The design profession today is generally future-oriented and denies history. This is odd, Timo de Rijk stated in his inaugural lecture as professor of Design, Culture and Society, as the future is obviously determined very much by the course of history.

At WDCD Timo de Rijk gave his inaugural lecture as professor of Design, Culture and Society at the Universities of Leiden and Delft. For the occasion a long row of faculty members in black gown had entered the theatre hall together with the university’s beadle.

‘One of the constant values in our culture is the predilection for change,’ De Rijk told his audience. ‘This future-oriented approach with a perpetual motion of change has penetrated deep into design practice, into design education and the practice of design history.

However, ‘unlike architecture or the visual arts, the discourse of design is hardly based on history,’ De Rijk continued. In fact, instead of a future determined by history, in design it is the other way around: ‘The way in which history is written depends on how the future is presented or envisaged. And that is the only form of historiography on which designers appear to focus: that of historical legitimation.’

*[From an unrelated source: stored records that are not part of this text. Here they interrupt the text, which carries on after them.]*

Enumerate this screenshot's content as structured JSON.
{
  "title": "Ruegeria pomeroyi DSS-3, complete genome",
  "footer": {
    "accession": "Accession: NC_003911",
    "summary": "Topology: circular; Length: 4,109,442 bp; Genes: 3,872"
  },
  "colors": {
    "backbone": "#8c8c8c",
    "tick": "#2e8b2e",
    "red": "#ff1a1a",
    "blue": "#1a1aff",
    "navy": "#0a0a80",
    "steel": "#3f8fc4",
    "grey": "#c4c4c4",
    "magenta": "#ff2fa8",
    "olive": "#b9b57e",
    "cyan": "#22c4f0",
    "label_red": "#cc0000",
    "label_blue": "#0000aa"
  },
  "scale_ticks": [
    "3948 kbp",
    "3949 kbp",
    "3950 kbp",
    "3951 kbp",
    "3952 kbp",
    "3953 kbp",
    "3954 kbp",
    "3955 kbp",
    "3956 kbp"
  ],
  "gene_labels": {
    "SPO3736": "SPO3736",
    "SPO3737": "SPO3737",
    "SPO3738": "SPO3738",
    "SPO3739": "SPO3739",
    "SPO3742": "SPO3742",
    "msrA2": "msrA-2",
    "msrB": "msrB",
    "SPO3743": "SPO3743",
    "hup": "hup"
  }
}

But the future sometimes takes its own course, and needs constant redefinition and response. This is what sociologist Zygmunt Bauman has called liquid modernity, and for long designers and institutions for design education have not been able to cope with this.

‘Even today, the field of design lacks a form of critical debate,’ De Rijk said. In his vision the most important thing the Chair of Design, Culture & Society can contribute to the design world is self-reflection, based on historical knowledge and critical cultural analysis.

‘In the first place, the expertise of the Art History department in Leiden can serve as the basis for a resumed academic study of historical modernisation processes and a critical examination of the role of design and the designer in the world. The work of the department at Delft will enable Leiden, in turn, to form a much more accurate picture of the practice, discussions and ambitions in today’s world of design,’ De Rijk ended.